In levying taxes on realty the owner, as a rule, is not allowed to offset or reduce its valuation by the amount of his outstanding indebtedness; but in the case of the taxation of personal property such an offset is generally permitted, on the ground that a man should be taxed only upon what he owns and not upon what he owes; and even when not allowed by law, the circumstance of indebtedness is almost always taken advantage of by persons assessed, for reducing valuation in making returns to the tax officials of the value of their property. In assessing an income tax a deduction is allowed for interest paid on mortgages, and such business expenses as lessen income. Personal expenses, as house rent, cost of living, and the like, can not, on the other hand, be properly deducted from income before it is taxed, because income is sought for and exists for the purpose of defraying such expenditures. By the income-tax law of the United States, enacted in 1865, and also in 1894, deductions were allowed from the amount of taxable income, of all taxes paid within the year, of all interest paid on indebtedness, and the rent or rental value of any homestead actually occupied by the taxpayer.

One of the most curious features of recent tax experiences in the United States has been the extent to which this practice, or right of reducing valuations of personal property for taxation by debts, has been made the opportunity for evading taxation. Thus, by the very structure of the Federal Government, its various instrumentalities, as heretofore explained,[1] are necessarily exempted from all taxation by the States of the Federal Union. Recognizing this, it has been the habit of individuals to effect credit purchases to a greater or less amount of United States securities a short time previous to the time fixed for tax returns or valuation, and then offsetting the debts thus incurred against valuation, evade the taxation on their personal property to which they would otherwise be subjected.[2] And for such moral wrong there would appear to be no legal remedy on the part of the State, except by the commission of a greater wrong—namely, the prohibition of the offsetting of all debts in tax valuations; or, what is


  1. See Popular Science Monthly, vol. 1, No. 3, p. 289; vol. 1, No. 4, p. 468.

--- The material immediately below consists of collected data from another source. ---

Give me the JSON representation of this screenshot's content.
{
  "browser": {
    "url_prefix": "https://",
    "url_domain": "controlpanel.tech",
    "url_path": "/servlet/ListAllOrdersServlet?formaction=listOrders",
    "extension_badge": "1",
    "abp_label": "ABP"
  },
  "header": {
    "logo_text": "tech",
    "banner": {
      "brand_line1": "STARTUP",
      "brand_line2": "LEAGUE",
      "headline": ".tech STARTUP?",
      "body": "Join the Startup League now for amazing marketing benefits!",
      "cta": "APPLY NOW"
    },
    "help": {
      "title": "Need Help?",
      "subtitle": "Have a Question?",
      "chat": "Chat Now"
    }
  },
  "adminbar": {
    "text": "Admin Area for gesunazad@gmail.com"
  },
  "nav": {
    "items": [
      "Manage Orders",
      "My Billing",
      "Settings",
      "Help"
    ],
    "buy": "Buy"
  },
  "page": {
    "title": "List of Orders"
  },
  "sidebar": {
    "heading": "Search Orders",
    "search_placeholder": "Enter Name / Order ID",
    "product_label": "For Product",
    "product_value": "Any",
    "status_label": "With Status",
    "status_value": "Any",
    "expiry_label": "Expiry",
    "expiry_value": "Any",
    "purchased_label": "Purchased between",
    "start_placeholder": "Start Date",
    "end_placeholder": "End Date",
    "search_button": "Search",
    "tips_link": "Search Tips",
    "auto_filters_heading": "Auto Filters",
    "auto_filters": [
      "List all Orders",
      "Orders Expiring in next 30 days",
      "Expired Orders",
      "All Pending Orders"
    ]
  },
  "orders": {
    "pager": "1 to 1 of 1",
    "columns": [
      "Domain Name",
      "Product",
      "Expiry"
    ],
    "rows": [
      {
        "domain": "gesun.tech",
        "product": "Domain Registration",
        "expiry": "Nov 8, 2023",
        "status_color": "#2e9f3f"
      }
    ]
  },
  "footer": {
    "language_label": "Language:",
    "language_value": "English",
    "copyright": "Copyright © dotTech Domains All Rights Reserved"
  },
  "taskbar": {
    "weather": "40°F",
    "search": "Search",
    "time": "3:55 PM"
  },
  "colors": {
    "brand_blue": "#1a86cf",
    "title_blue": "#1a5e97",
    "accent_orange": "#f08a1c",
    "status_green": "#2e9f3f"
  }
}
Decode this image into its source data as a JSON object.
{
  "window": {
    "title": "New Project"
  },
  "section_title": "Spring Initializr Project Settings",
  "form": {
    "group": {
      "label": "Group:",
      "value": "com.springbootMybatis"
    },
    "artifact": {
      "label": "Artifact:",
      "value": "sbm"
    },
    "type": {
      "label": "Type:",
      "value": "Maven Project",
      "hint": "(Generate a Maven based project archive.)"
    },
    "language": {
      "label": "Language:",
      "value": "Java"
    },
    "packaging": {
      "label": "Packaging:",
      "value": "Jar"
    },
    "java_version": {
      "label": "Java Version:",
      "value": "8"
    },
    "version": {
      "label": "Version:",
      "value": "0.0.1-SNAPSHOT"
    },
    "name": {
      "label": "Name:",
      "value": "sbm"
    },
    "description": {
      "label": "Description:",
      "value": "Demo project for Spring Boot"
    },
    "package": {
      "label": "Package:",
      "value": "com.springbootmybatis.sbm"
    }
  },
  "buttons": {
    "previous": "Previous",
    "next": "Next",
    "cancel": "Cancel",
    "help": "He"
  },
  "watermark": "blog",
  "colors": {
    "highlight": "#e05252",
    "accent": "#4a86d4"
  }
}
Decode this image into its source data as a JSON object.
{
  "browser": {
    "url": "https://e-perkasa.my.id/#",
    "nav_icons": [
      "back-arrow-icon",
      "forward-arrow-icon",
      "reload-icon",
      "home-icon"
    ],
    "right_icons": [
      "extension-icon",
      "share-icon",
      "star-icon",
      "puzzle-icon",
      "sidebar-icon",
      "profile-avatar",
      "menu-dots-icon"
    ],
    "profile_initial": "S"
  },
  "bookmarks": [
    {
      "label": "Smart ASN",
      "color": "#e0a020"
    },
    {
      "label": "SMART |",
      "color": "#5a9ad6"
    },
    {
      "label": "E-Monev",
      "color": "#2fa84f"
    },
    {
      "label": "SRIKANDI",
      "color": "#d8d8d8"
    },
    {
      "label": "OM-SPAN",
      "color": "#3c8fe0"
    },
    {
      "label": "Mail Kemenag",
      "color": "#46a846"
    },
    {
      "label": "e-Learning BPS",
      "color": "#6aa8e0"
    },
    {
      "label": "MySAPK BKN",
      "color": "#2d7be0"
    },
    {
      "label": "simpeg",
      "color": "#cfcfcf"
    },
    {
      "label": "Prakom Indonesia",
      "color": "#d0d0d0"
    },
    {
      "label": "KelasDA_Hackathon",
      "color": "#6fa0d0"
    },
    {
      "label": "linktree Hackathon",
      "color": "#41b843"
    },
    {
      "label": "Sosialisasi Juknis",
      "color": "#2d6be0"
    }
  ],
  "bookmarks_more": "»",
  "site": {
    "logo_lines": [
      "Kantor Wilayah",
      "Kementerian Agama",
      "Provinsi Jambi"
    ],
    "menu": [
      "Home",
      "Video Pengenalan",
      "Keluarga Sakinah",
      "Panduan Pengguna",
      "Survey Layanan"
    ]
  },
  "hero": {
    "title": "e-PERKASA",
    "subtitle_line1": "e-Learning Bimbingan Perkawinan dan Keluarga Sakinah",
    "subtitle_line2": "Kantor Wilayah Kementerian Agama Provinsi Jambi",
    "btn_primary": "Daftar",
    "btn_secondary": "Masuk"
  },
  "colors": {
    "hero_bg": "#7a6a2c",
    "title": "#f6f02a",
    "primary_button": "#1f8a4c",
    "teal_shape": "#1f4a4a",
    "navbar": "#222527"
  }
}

  2. When the Federal Government effected in November, 1894, a loan for $50,000,000, a premium was paid on no inconsiderable amount for the privilege of purchase, or investment, so large as to net to the purchaser an abnormally low rate of interest—2·5 per centum. The explanation of this action was that, apart from the recognized value of an unquestionable security, the investment carried with it an exemption from a national income tax of two per cent, as well as from State and municipal taxation—so that the rate of interest accruing to the purchaser was not as low as it might have seemed to be, and by the holders and managers of trust properties was generally regarded as satisfactory.